Using Silk to Grow Salivary Glands in the Laboratory

Colloquially, we use the word “spit” to describe saliva, which is secreted by our salivary glands. Saliva is a complex combination of water, salts, proteins, small molecules, and other components that lubricate our throats and mouths to facilitate swallowing, coat our gums and teeth to maintain good gum health and keep tooth decay at bay, and keep our breath fresh. Insufficient salivation production increases tooth decay rates, causes chronic halitosis (bad breath), and can swallowing difficult. Additionally, there are no treatments for poorly-functioning salivary glands, and these glands have poor regenerative capabilities.

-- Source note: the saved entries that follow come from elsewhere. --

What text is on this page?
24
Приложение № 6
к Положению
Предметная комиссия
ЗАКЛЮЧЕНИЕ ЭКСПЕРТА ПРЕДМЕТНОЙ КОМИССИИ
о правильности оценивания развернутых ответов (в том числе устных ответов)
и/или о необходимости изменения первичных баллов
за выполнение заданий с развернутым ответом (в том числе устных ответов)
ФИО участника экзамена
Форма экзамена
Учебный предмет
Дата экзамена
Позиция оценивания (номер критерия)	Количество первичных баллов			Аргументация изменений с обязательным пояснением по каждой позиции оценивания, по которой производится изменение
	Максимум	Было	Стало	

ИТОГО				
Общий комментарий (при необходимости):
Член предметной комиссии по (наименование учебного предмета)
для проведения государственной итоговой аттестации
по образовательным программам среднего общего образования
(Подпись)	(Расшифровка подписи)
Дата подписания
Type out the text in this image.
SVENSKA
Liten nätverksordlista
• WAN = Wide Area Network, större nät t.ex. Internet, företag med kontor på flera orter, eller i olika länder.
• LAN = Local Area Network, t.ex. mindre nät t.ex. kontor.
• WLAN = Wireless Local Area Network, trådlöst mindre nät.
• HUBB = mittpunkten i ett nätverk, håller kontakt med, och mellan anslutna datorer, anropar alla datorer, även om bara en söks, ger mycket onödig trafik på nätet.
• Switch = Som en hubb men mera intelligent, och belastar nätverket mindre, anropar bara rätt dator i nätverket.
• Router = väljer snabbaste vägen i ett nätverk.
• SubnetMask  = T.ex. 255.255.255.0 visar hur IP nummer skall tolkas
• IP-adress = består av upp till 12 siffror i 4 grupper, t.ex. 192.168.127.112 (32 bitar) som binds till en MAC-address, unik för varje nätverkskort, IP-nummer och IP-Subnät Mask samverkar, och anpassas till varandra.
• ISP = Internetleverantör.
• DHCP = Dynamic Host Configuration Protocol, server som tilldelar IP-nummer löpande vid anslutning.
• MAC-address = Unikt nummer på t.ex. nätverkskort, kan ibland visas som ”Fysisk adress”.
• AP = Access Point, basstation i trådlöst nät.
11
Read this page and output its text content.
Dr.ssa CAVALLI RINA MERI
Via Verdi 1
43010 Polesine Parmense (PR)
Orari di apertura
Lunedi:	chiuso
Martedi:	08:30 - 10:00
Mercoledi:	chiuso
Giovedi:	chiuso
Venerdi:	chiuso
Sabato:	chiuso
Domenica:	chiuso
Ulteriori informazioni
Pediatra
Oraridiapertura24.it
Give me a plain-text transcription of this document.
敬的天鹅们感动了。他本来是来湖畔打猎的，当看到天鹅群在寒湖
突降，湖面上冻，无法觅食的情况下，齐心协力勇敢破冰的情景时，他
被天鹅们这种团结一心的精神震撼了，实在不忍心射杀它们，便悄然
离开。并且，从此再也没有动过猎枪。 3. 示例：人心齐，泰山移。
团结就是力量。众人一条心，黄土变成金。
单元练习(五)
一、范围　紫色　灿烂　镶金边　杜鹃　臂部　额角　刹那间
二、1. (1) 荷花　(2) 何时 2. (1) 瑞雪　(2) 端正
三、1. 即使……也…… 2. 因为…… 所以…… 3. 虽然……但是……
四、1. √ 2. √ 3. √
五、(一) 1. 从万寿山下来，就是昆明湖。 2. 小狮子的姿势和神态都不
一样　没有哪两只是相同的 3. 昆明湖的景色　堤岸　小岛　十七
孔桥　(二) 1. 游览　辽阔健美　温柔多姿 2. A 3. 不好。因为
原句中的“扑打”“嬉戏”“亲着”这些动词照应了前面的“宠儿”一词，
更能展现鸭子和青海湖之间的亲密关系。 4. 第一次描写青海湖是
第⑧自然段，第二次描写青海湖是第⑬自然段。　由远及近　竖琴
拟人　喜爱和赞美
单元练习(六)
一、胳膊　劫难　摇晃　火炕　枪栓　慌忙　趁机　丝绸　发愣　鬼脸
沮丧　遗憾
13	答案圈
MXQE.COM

Patients who suffer from head/neck cancers and have been treated with radiation suffer from “xerostoma” or dry mouth. Certain medications can also cause dry mouth as can old age. 50% of older Americans suffer from xerostoma.

If that isn’t bad enough, salivary glands are notoriously hard to grow in the laboratory.  So they slow down when we grow old, do not regenerate and grow poorly, in at all, in the laboratory.  Is there any good news about salivary glands?

Make that a yes!  A research team from the University of Texas Health Science Center, led by Chih-Ko Yeh has discovered a process that may lead to the growth of salivary glands in cell culture.  Yeh and his team used purified silk fibers that had many of their contaminants removed to grow salivary stem cells from rat salivary glands.  These cells grew in the laboratory and after several weeks in culture, generated a three-dimensional matrix that covered the silk scaffolds and shared many characteristics with the salivary glands that grow in the mouth.

Yeh underscored the importance of this discovery: “Salivary gland stem cells are some of the most difficult cells to grow in culture and retain their function.”  This work in Yeh’s laboratory have is the first time that salivary gland stem cells have been grown in cell culture while retaining their salivary gland properties.

Yeh continued, “The unique culture system has great potential for future salivary gland research and for the development of new cell-based therapeutics.”

Silk, contrary to what you might think, is an excellent choice for stem cell scaffolding because it is natural, biodegradable, flexible, porous material that provides cells easy access to oxygen and nutrition.  Silk also does not cause inflammation, which is a problem with other types of stem cell scaffolds.

Since there are so few salivary gland stem cells in the human mouth, Yeh and his group plan to continue using the rat model to refine their techniques.  Eventually, Yeh and others would like to use stem cells derived from bone marrow or umbilical cord blood to regenerate salivary glands in human patients.

In fact, Yeh and his coworkers have pioneered protocols for harvesting large numbers of bone marrow stem cells from bone marrow and human umbilical cord blood and growing them in culture.  These stem cells are abundant and can be differentiated into different cell types by means of tissue engineering technologies.

Yeh hopes that by the next decade, human salivary stem cells or tissue engineered artificial salivary gland will be used to initiate salivary gland regeneration in human patients.

This research was published in Tissue Engineering part A 2015; 21(9-10).